Chemistry 130OregonStateUniversity

Worksheet 11 NotesDr. Richard Nafshun

1.What are meant by the terms metabolism, catabolism, anabolism, and digestion?

Metabolism:

The total body chemistry. Metabolism is broken down into two parts—catabolism and anabolism.

Catabolism:

Degradation (breaking down of large molecules into smaller molecules). These are exothermic processes.

Anabolism:

Synthesis (building of larger molecules from smaller molecules).

Digestion:

Digestion is a complex process involving specialized anatomical and physiological adaptations for the absorption of nutrients. Its purpose is to prepare food for use by cells and organs throughout the body. Because large food particles cannot reach cells, the process of digestion breaks the food down into nutrients that can be absorbed into the blood stream and carried to any cell in the body.

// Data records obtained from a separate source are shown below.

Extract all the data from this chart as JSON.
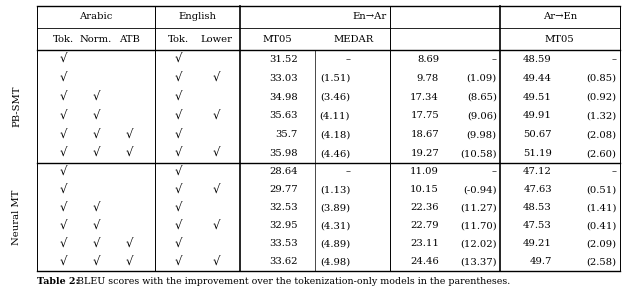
{
  "pbsmt_rows": [
    {
      "ar_tok": true,
      "ar_norm": false,
      "ar_atb": false,
      "en_tok": true,
      "en_lower": false,
      "en_mt05": "31.52",
      "en_mt05_imp": "–",
      "medar": "8.69",
      "medar_imp": "–",
      "ar_mt05": "48.59",
      "ar_mt05_imp": "–"
    },
    {
      "ar_tok": true,
      "ar_norm": false,
      "ar_atb": false,
      "en_tok": true,
      "en_lower": true,
      "en_mt05": "33.03",
      "en_mt05_imp": "(1.51)",
      "medar": "9.78",
      "medar_imp": "(1.09)",
      "ar_mt05": "49.44",
      "ar_mt05_imp": "(0.85)"
    },
    {
      "ar_tok": true,
      "ar_norm": true,
      "ar_atb": false,
      "en_tok": true,
      "en_lower": false,
      "en_mt05": "34.98",
      "en_mt05_imp": "(3.46)",
      "medar": "17.34",
      "medar_imp": "(8.65)",
      "ar_mt05": "49.51",
      "ar_mt05_imp": "(0.92)"
    },
    {
      "ar_tok": true,
      "ar_norm": true,
      "ar_atb": false,
      "en_tok": true,
      "en_lower": true,
      "en_mt05": "35.63",
      "en_mt05_imp": "(4.11)",
      "medar": "17.75",
      "medar_imp": "(9.06)",
      "ar_mt05": "49.91",
      "ar_mt05_imp": "(1.32)"
    },
    {
      "ar_tok": true,
      "ar_norm": true,
      "ar_atb": true,
      "en_tok": true,
      "en_lower": false,
      "en_mt05": "35.7",
      "en_mt05_imp": "(4.18)",
      "medar": "18.67",
      "medar_imp": "(9.98)",
      "ar_mt05": "50.67",
      "ar_mt05_imp": "(2.08)"
    },
    {
      "ar_tok": true,
      "ar_norm": true,
      "ar_atb": true,
      "en_tok": true,
      "en_lower": true,
      "en_mt05": "35.98",
      "en_mt05_imp": "(4.46)",
      "medar": "19.27",
      "medar_imp": "(10.58)",
      "ar_mt05": "51.19",
      "ar_mt05_imp": "(2.60)"
    }
  ],
  "neural_rows": [
    {
      "ar_tok": true,
      "ar_norm": false,
      "ar_atb": false,
      "en_tok": true,
      "en_lower": false,
      "en_mt05": "28.64",
      "en_mt05_imp": "–",
      "medar": "11.09",
      "medar_imp": "–",
      "ar_mt05": "47.12",
      "ar_mt05_imp": "–"
    },
    {
      "ar_tok": true,
      "ar_norm": false,
      "ar_atb": false,
      "en_tok": true,
      "en_lower": true,
      "en_mt05": "29.77",
      "en_mt05_imp": "(1.13)",
      "medar": "10.15",
      "medar_imp": "(-0.94)",
      "ar_mt05": "47.63",
      "ar_mt05_imp": "(0.51)"
    },
    {
      "ar_tok": true,
      "ar_norm": true,
      "ar_atb": false,
      "en_tok": true,
      "en_lower": false,
      "en_mt05": "32.53",
      "en_mt05_imp": "(3.89)",
      "medar": "22.36",
      "medar_imp": "(11.27)",
      "ar_mt05": "48.53",
      "ar_mt05_imp": "(1.41)"
    },
    {
      "ar_tok": true,
      "ar_norm": true,
      "ar_atb": false,
      "en_tok": true,
      "en_lower": true,
      "en_mt05": "32.95",
      "en_mt05_imp": "(4.31)",
      "medar": "22.79",
      "medar_imp": "(11.70)",
      "ar_mt05": "47.53",
      "ar_mt05_imp": "(0.41)"
    },
    {
      "ar_tok": true,
      "ar_norm": true,
      "ar_atb": true,
      "en_tok": true,
      "en_lower": false,
      "en_mt05": "33.53",
      "en_mt05_imp": "(4.89)",
      "medar": "23.11",
      "medar_imp": "(12.02)",
      "ar_mt05": "49.21",
      "ar_mt05_imp": "(2.09)"
    },
    {
      "ar_tok": true,
      "ar_norm": true,
      "ar_atb": true,
      "en_tok": true,
      "en_lower": true,
      "en_mt05": "33.62",
      "en_mt05_imp": "(4.98)",
      "medar": "24.46",
      "medar_imp": "(13.37)",
      "ar_mt05": "49.7",
      "ar_mt05_imp": "(2.58)"
    }
  ],
  "bg_color": "#ffffff",
  "text_color": "#000000",
  "check": "√",
  "caption_bold": "Table 2:",
  "caption_rest": " BLEU scores with the improvement over the tokenization-only models in the parentheses.",
  "pbsmt_label": "PB-SMT",
  "neural_label": "Neural MT",
  "h1_arabic": "Arabic",
  "h1_english": "English",
  "h1_enar": "En→Ar",
  "h1_aren": "Ar→En",
  "h2_tok1": "Tok.",
  "h2_norm": "Norm.",
  "h2_atb": "ATB",
  "h2_tok2": "Tok.",
  "h2_lower": "Lower",
  "h2_mt05a": "MT05",
  "h2_medar": "MEDAR",
  "h2_mt05b": "MT05",
  "fs": 7.2,
  "fs_check": 8.5,
  "fs_caption": 6.8
}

The methods of digestion are mechanical and chemical. Each segment of the digestive system has a special design to perform a unique function that is an essential part of the digestive process.

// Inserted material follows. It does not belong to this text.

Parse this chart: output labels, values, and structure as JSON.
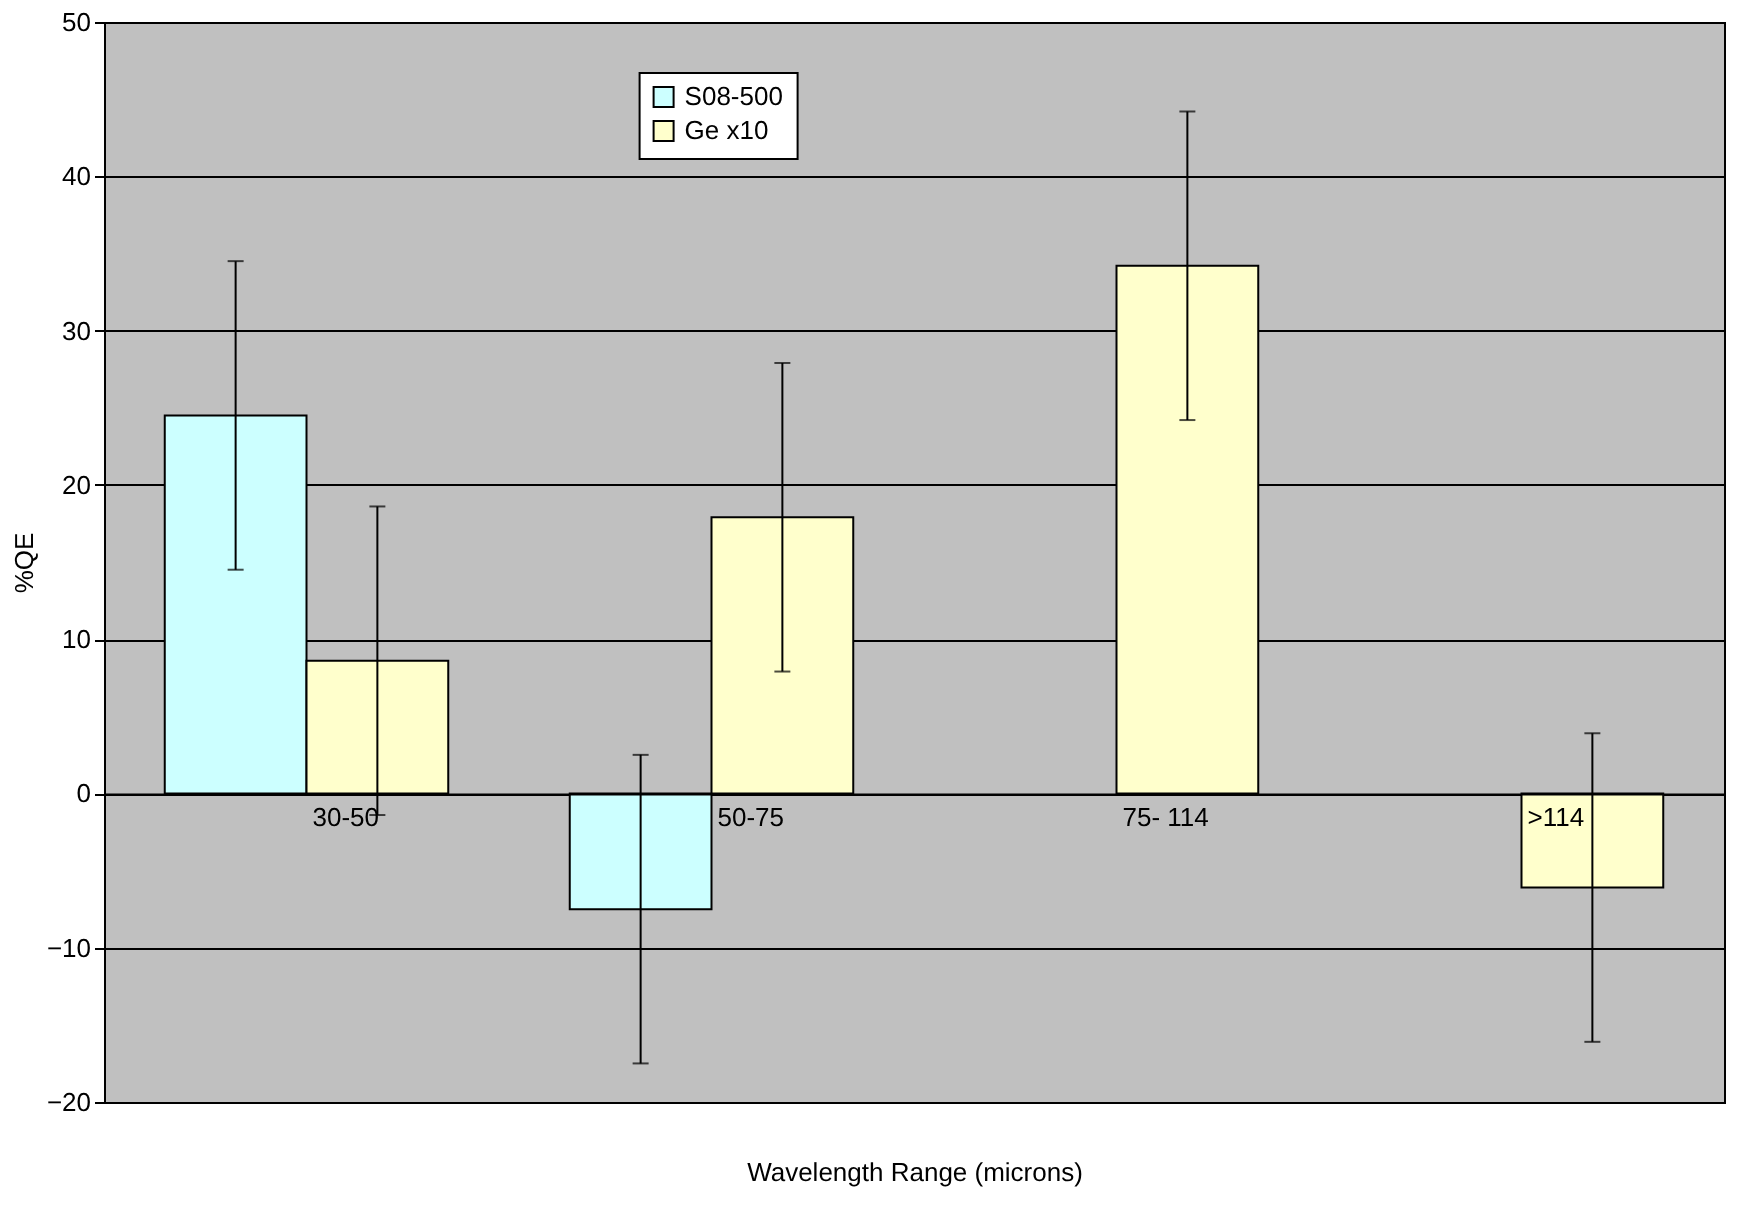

Digestion begins in the mouth and is completed at the anus. As food moves through the digestive tract, it passes through several compartments. Accessory organs that produce digestive enzymes drain their contents into the compartments at different points along the way. Each compartment and accessory organ serves a specific function. At each stage, the food is transformed into a slightly different form that allows it to be passed along to the next compartment. As it moves through the digestive tract, nutrients and water are extracted, producing waste. The waste products are eventually eliminated.

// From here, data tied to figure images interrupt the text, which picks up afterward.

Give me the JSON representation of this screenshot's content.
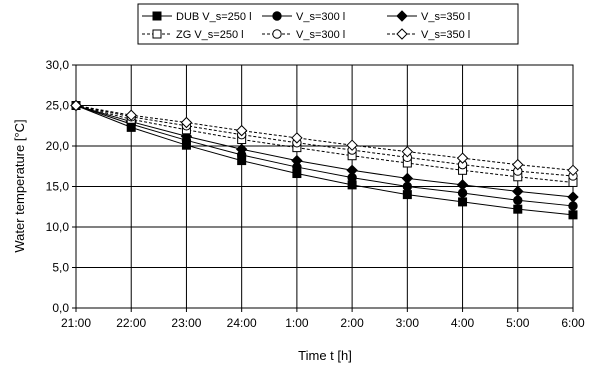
{
  "chart_data": {
    "type": "line",
    "xlabel": "Time t [h]",
    "ylabel": "Water temperature [°C]",
    "ylim": [
      0,
      30
    ],
    "y_ticks": [
      "0,0",
      "5,0",
      "10,0",
      "15,0",
      "20,0",
      "25,0",
      "30,0"
    ],
    "categories": [
      "21:00",
      "22:00",
      "23:00",
      "24:00",
      "1:00",
      "2:00",
      "3:00",
      "4:00",
      "5:00",
      "6:00"
    ],
    "grid": true,
    "legend_position": "top",
    "series": [
      {
        "name": "DUB V_s=250 l",
        "style": "solid",
        "marker": "square-filled",
        "color": "#000000",
        "values": [
          25.0,
          22.3,
          20.1,
          18.2,
          16.6,
          15.2,
          14.0,
          13.1,
          12.2,
          11.5
        ]
      },
      {
        "name": "V_s=300 l",
        "style": "solid",
        "marker": "circle-filled",
        "color": "#000000",
        "values": [
          25.0,
          22.7,
          20.7,
          18.9,
          17.4,
          16.1,
          15.0,
          14.2,
          13.3,
          12.6
        ]
      },
      {
        "name": "V_s=350 l",
        "style": "solid",
        "marker": "diamond-filled",
        "color": "#000000",
        "values": [
          25.0,
          23.0,
          21.2,
          19.6,
          18.2,
          17.0,
          16.0,
          15.2,
          14.4,
          13.7
        ]
      },
      {
        "name": "ZG V_s=250 l",
        "style": "dashed",
        "marker": "square-open",
        "color": "#000000",
        "values": [
          25.0,
          23.3,
          22.0,
          20.8,
          19.8,
          18.8,
          17.9,
          17.0,
          16.2,
          15.5
        ]
      },
      {
        "name": "V_s=300 l",
        "style": "dashed",
        "marker": "circle-open",
        "color": "#000000",
        "values": [
          25.0,
          23.6,
          22.5,
          21.4,
          20.4,
          19.5,
          18.6,
          17.7,
          16.9,
          16.3
        ]
      },
      {
        "name": "V_s=350 l",
        "style": "dashed",
        "marker": "diamond-open",
        "color": "#000000",
        "values": [
          25.0,
          23.8,
          22.9,
          21.9,
          21.0,
          20.1,
          19.3,
          18.5,
          17.7,
          17.0
        ]
      }
    ]
  }
}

The coordination of functions is complicated. Signaling between the nervous and endocrine systems occurs at both the local cellular level as well as throughout the entire body. Through the process of digestion, food is transformed from large complex particles into basic elements that are then easily absorbed into the blood stream.

2.What are meant by the terms saturated fasts, unsaturated fats, poly unsaturated fats, omega-3 fats, trans fats, partially hydrogenated vegetable oil, and margarine?

Saturated fats:

Fats which have been hydrogenated to eliminate double bonds.

Unsaturated fats:

Fats which contain double bonds.

Poly unsaturated fats:

Fats which contain more than one double bond.

Omega-3 fats:

Fats which have a double bond located between the third and fourth carbon from the end of the carbon chain.

Trans fats:

The double bond in the fat is trans.

Partially hydrogenated vegetable oil:

A vegetable oil which has been partially hydrogenated to remove double bonds. This process eliminates the double bonds but also converts some of the remaining cis- to trans-.

Margarine:

A product which usually contains partially hydrogenated vegetable oil. Margarine is more solid like than oil because double bonds have been eliminated, allowing the fat molecules to pack better.

3.Sketch a fat, a carbohydrate, and a protein. Indicate how they are broken down.

The fat is broken down into glycerol and three fatty acids.

A carbohydrate is broken down into smaller sugars.

The protein is broken down into amino acids.